Hi all,

I have been doing immuno-PCR on urine antigen detection, however I am frequently getting contamination/non-specific binding I am not sure.

The procedure is combining ELISA and PCR together to boost sensitivity for antigen detection. It is usually antigen coating (in this case we use healthy control urine for negative controls and antigen spiked urine for positive controls) on a 96-well plate, followed by a blocking stage and then primary and secondary antibody coating and coating with biotinylated DNA which will bind to the secondary antibody. Then add master mix and primers for PCR running, then run the agarose gel.

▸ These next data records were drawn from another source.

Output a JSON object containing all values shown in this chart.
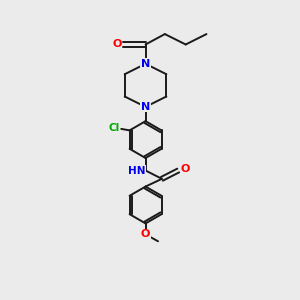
{
  "background_color": "#ebebeb",
  "bond_color": "#1a1a1a",
  "atom_colors": {
    "O": "#ff0000",
    "N": "#0000ee",
    "Cl": "#00aa00",
    "C": "#1a1a1a"
  },
  "figsize": [
    3.0,
    3.0
  ],
  "dpi": 100
}
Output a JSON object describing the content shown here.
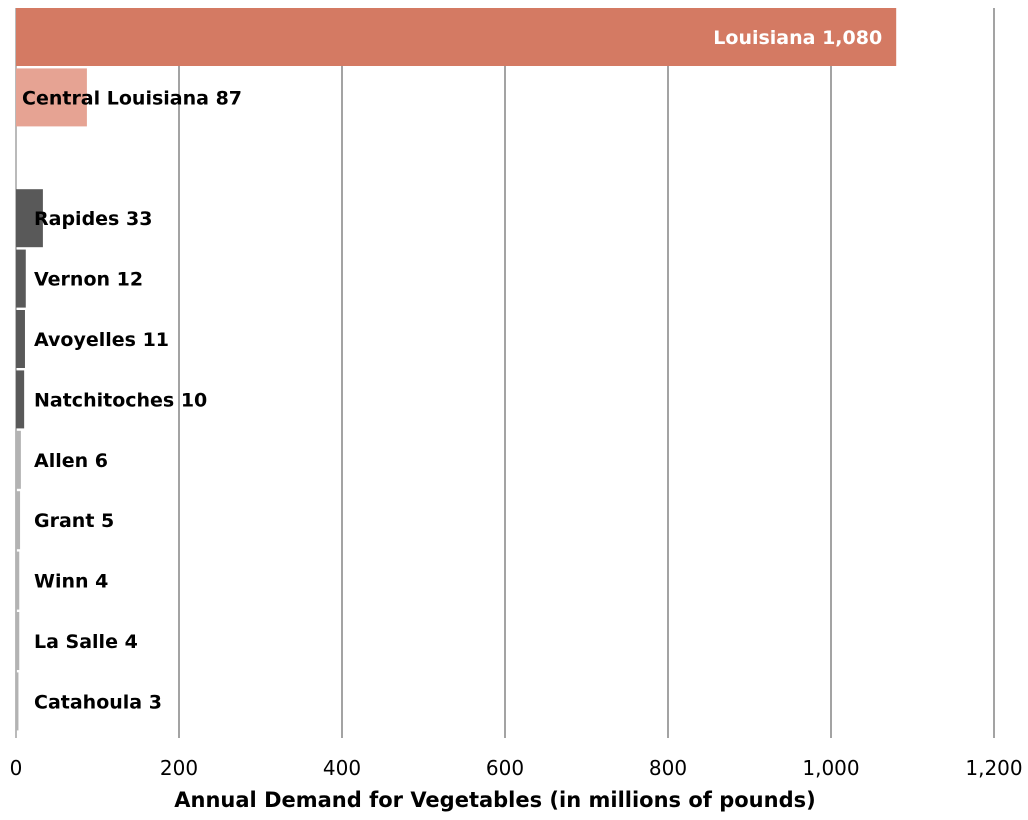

I have got so frequent bands in negative controls, I have tried use new set of primers/master mix (even the only master mix primer control is showing band but I have used new opened master mix and newly-prepared primers), tried use new 96-well plate, sanitise the pipettes and always use filtered tips; changing the percentage of blocking buffer (now using 4% BSA). But despite this, the bands are still showing in negative controls (but not for all negative controls sometimes).

in addition to this, I also noticed the problem of non-specific binding of using Biotinylated DNA-Stretavidin (I suspect). when I don't add this complex and the negative control will stay as negative. But 8/10 times I will get non-specific binding in negative controls/negative samples (no antigen). I have changed wash buffer, adjust blocking agents and everything I could try. But still getting non-specific bindings.

Really appreciate your help about this, Thanks!!